そんな私の気遣いに対して、領主は真っ赤になって起こり出した。

「わしの命令が聞けんのか!?平民の癖に!!わしに逆らうな!!」

どんな育てられ方したらこうなるんだよ。

私は怒りを通り越して、冷静になっていた。

「私の上司は第一騎士団長で貴方ではありませんので。では、失礼します。」

領主の怒りをスルーしてにこやかな笑顔で部屋を出た。



屋敷を出ると、ゼンが待ってくれていた。

「ゼン!」

私が声をかけると、パッと振り向いて、

「何を言われてたんだ?」

と聞いてきた。

うっ。

この内容、あんまり言いたくない。 

だから、

「あんまり、話しても意味ないことだから気にしないで。

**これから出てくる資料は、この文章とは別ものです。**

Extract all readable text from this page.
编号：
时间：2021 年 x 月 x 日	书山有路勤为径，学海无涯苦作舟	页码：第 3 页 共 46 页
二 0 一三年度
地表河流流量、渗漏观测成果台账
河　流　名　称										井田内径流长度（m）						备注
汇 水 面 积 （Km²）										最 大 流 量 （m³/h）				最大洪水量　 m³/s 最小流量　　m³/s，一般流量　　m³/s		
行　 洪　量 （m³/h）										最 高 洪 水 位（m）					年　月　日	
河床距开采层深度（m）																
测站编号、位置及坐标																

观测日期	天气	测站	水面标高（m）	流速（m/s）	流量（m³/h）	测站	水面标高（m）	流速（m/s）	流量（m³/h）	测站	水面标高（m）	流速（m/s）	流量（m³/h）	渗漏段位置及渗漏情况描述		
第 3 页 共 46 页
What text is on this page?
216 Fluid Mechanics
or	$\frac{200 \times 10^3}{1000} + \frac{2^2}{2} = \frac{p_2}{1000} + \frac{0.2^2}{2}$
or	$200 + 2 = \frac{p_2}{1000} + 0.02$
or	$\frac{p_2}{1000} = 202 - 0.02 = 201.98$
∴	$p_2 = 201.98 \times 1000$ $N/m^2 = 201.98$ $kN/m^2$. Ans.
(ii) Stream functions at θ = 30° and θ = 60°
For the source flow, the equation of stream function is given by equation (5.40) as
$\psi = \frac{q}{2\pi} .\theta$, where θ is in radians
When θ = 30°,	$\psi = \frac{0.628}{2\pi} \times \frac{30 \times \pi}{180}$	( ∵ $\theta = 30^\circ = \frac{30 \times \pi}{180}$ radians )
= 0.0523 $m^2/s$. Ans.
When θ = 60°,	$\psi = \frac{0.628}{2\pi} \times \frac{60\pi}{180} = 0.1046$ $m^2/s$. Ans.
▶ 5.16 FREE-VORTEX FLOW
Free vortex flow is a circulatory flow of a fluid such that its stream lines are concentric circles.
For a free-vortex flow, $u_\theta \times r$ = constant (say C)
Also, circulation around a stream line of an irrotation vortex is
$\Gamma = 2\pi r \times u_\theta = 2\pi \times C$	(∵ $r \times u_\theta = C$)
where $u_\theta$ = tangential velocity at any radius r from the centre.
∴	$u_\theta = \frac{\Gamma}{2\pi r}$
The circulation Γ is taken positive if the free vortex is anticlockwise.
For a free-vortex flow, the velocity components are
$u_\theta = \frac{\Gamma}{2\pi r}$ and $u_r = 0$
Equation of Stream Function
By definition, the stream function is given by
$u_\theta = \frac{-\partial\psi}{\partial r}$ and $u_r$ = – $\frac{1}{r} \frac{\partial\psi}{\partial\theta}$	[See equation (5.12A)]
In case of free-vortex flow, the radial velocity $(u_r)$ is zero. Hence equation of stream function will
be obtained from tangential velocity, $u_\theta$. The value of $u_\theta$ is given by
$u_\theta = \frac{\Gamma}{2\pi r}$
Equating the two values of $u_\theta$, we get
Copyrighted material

」

そう言ってごまかす。

ゼンは怪訝そうな顔をしていたけど、

「そうか。なら、別にいいけど。」

突っ込んで聞いてはこなかった。

「それよりもなんだが…。」

安心していると、ゼンが話しかけてくる。

「ん?」

私が聞き返すと、

「気分悪くて、死にそう。」

そう言って私の方に倒れ込んできた。

「うわっ!」

私よりも20㎝ぐらい高いゼンが急に倒れ込んできたものだから、軽くバランスを崩す。

「ちょっと、大丈夫!?」

「大丈夫じゃない…。」

完全に体調が死んでいるゼンを支えながら宿へと急ぐのだった。